O contacto com a cultura do Egito foi praticamente nulo. Nestas duas semanas de conferência, segundo conta a jovem, Sharm El-Sheikh transformou-se numa verdadeira bolha. "Toda a cidade é muito pré-produzida. É uma cidade no meio do deserto, à beira do Mar Vermelho, cheia de resorts, onde os turistas vão com dois grandes objetivos: ou fazer mergulho, ou apreciar um bom nascer ou pôr do sol. Não sinto que tenhamos vivido o espírito de uma cidade do Egito, e essa foi precisamente uma das críticas que ouvi de muitas das pessoas que estavam a participar na COP", afirma.
Por entre os pavilhões, os projetos e as associações que foram partilhando as suas histórias na COP, Catarina não esconde que há relatos que traduzem o porquê de um debate sobre o que fazer para travar as alterações climáticas nunca ser apenas um debate a mais. "Conheci uma senhora que vive num local remoto nos EUA, que é conhecida como a 'Aldeia do Cancro'. Devido à elevada radioatividade, praticamente ninguém naquela aldeia chega ao fim da vida sem sofrer de algum tipo de cancro ou outro problema de saúde", relembra.
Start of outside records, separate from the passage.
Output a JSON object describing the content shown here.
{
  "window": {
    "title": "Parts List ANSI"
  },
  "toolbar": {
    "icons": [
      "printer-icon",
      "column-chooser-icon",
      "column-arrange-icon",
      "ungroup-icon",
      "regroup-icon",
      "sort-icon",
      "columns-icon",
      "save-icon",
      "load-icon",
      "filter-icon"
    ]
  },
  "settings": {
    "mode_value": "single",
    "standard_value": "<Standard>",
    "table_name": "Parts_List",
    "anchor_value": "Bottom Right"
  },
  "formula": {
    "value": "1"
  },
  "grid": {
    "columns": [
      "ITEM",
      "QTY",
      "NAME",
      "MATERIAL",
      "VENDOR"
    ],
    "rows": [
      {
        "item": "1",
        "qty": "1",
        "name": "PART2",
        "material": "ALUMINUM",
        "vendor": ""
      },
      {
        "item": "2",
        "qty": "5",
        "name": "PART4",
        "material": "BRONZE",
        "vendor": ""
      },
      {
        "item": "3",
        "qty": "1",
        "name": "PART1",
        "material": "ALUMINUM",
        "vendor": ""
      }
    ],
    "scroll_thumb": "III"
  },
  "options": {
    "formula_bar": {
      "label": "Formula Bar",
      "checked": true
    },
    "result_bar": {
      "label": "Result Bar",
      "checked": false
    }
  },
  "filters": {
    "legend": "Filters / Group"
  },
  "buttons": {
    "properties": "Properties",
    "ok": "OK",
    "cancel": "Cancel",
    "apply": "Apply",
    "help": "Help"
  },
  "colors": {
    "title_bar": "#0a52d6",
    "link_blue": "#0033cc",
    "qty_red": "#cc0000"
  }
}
É ao ouvir histórias como esta que a vontade de luta de Catarina não esmorece. "A partir do momento em que metes um rosto a essas histórias e percebes que são pessoas como tu, e que apenas pelo local onde nasceram já estão tendencialmente expostas a esses riscos, a tua vontade de agir e mudar as coisas torna-se ainda maior", confessa a jovem.
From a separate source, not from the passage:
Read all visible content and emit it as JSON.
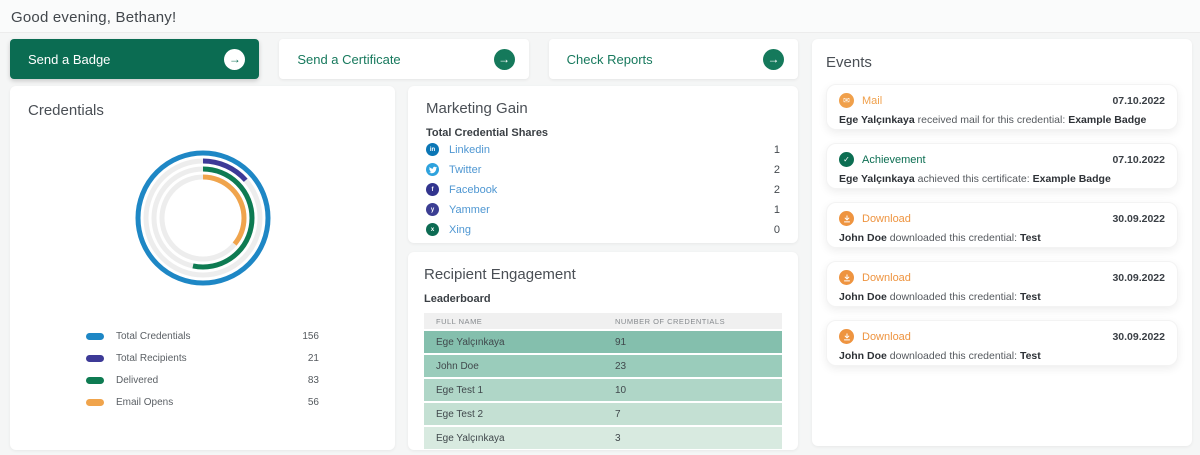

A nível individual, Catarina vive essa vontade, mas a título coletivo reconhece que a esperança em Sharm El-Sheikh tem vindo a diminuir com o passar dos dias. "Com o andar da cimeira, sinto que essa esperança se desvaneceu. E houve muita gente a duvidar do propósito da Cimeira. Se a ideia passava por pensar novas medidas e financiamentos para o combate à crise climática, porque não esperar pelo próximo ano, quando as economias já estiverem mais recompostas dos impactos da pandemia e da guerra?", questiona Catarina.
Na primeira semana da COP 27, António Guterres deixou o alerta de que estamos numa "autoestrada rumo ao inferno climático". O secretário-geral da ONU pediu ao mundo para "tirar o pé do acelerador". Estamos mesmo a fazê-lo? "Gostava de acreditar que sim. Mas até agora sinto que não tenhamos feito tudo o que estava ao nosso alcance para mudar o pé do acelerador para o travão", responde. Até sexta-feira, o mundo pode ainda decidir se e quando quer mudar de pedal.